North Korean Cyber Threat Group “Lazarus” Targets Mac M1 With Signed Executables
Tue, 23/08/2022 – 18:01
MacBook M1 and Intel
The malware, Interception.dll, is designed to run by loading three files: a decoy PDF document and two executables FinderFontsUpdater.app and safarifontagent, according to a series of tweets by ESET Search.
Compiled for M1-based Macs and Intel silicon, the malware was uploaded to VirusTotal from Brazil, ESET said.
To reach their targets, the attackers used social engineering via LinkedIn “hiding behind the ruse of attractive, but fake job postings”, ESET said, adding that it was likely part of the Lazarus for Mac campaign. and is similar to research performed by ESET in May.
Late last week, Apple revoked the certificate that allowed the malware to run after ESET alerted the company to the campaign, according to dark reading.
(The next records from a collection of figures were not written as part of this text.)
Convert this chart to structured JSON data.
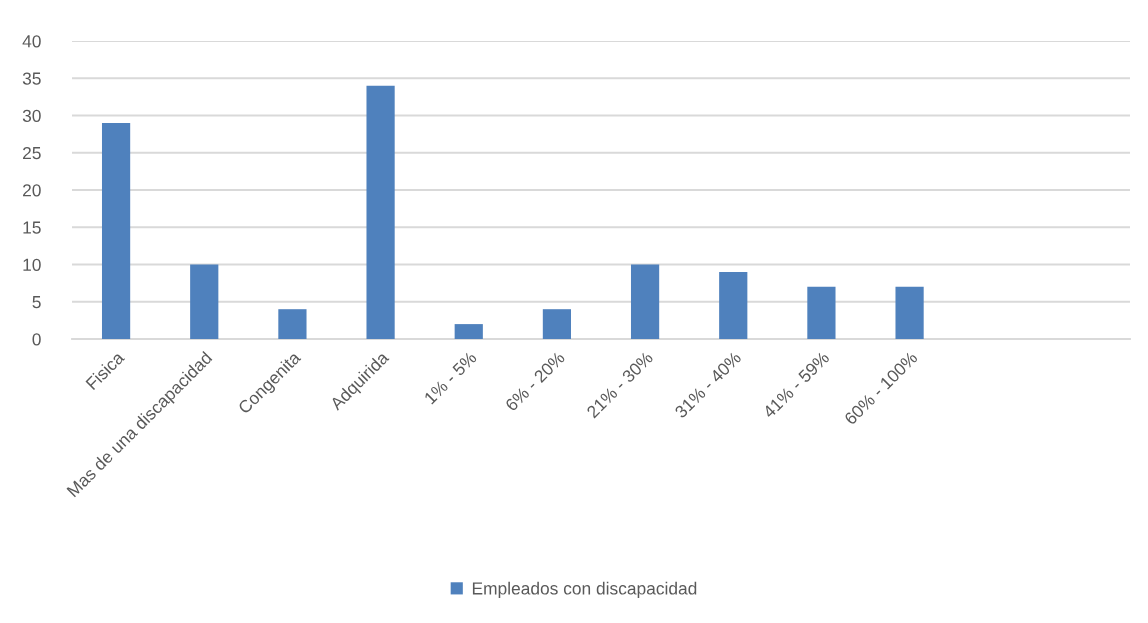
{
  "chart_data": {
    "type": "bar",
    "categories": [
      "Fisica",
      "Mas de una discapacidad",
      "Congenita",
      "Adquirida",
      "1% - 5%",
      "6% - 20%",
      "21% - 30%",
      "31% - 40%",
      "41% - 59%",
      "60% - 100%",
      null,
      null
    ],
    "series": [
      {
        "name": "Empleados con discapacidad",
        "color": "#4f81bd",
        "values": [
          29,
          10,
          4,
          34,
          2,
          4,
          10,
          9,
          7,
          7,
          null,
          null
        ]
      }
    ],
    "ylim": [
      0,
      40
    ],
    "yticks": [
      0,
      5,
      10,
      15,
      20,
      25,
      30,
      35,
      40
    ],
    "grid": "y",
    "legend": "bottom"
  }
}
As a result, Macs with macOS Catalina v10.15 and later are protected, as long as the user has basic security awareness, Peter Kalnai, senior malware researcher for ESET, told the publication on the cybersecurity.
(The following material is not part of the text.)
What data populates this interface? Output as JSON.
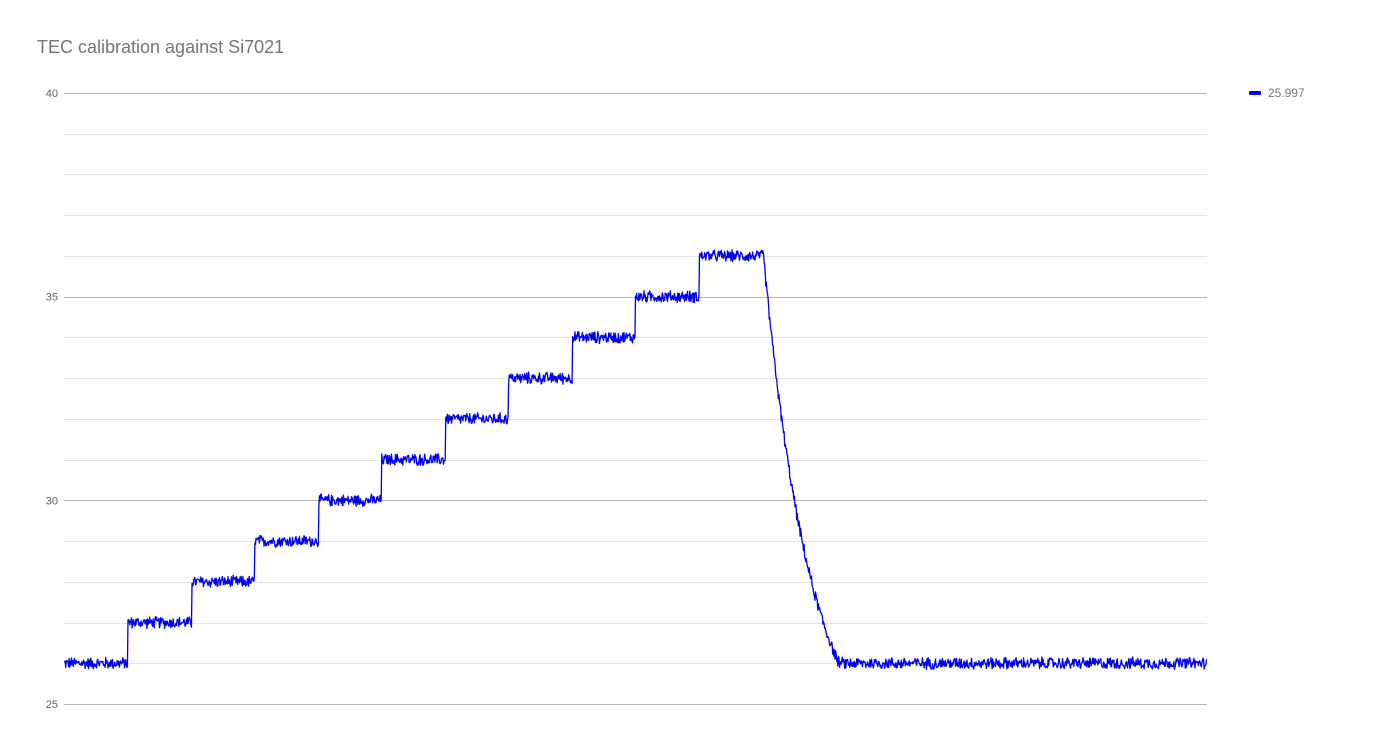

The cyber collective Lazarus has been operating for more than 10 years “with the blessing of the North Korean government”, as Forbes notes. One of his most high-profile heists was the theft of over $600 million worth of cryptocurrency from the gaming-centric Ronin Network, an Ethereum-enabled blockchain.
And Lazarus has been linked to WannaCry ransomware in May 2017 which affected hospitals, governments and businesses around the world, resulting in losses estimated at $4 billion, among other incidents (see below).
Lazarus had made a name for himself through cyber espionage
One of the main purposes of the operation was espionage, EST said in a blog post in 2020 when it first came across “Operation In(ter)caption”. The APT group had carried out targeted attacks against aerospace and military companies in Europe and the Middle East in the last months of 2019, ESET said at that time.
“The North Korean group APT Lazarus has made a name for itself with its cyber espionage campaigns, and this attack targeting developers with signed executables has the potential to inflict enormous damage on North Korea’s rivals,” said said Kevin Bocek, vice president of security strategy and threat intelligence. in Venafi.
Venafi’s research shows that the proceeds of cybercriminal activities by North Korean APT groups are used to circumvent international sanctions and gather intelligence, Bocek said, adding that money from the attacks goes directly to the weapons programs of North Korea.
Long-standing interest in the malicious use of machine identities
“A key element of the attack is the use of a signed executable disguised as a job description,” according to Bocek.
Code-signing certificates have become the modus operandi of many North Korean APT groups, as these digital certificates are the “keys to the castle, securing communication between machines of all kinds, from servers to applications to Kubernetes clusters. and microservices,” Bocek said.
“We have seen countless times how North Korean hackers use signed certificates to gain access to networks, passing malware off as legitimate and allowing it to launch devastating supply chain attacks,” Bocek said, citing sources. incidents such as Sony Hack 2014 and the $101 million Bangladesh Bank cyber hack through the SWIFT banking system.
These attacks demonstrated North Korea’s longstanding interest in the malicious use of machine identities, which is a blind spot for many organizations. The Lazarus group understands the identity of the machine and exploits it effectively, Bocek said.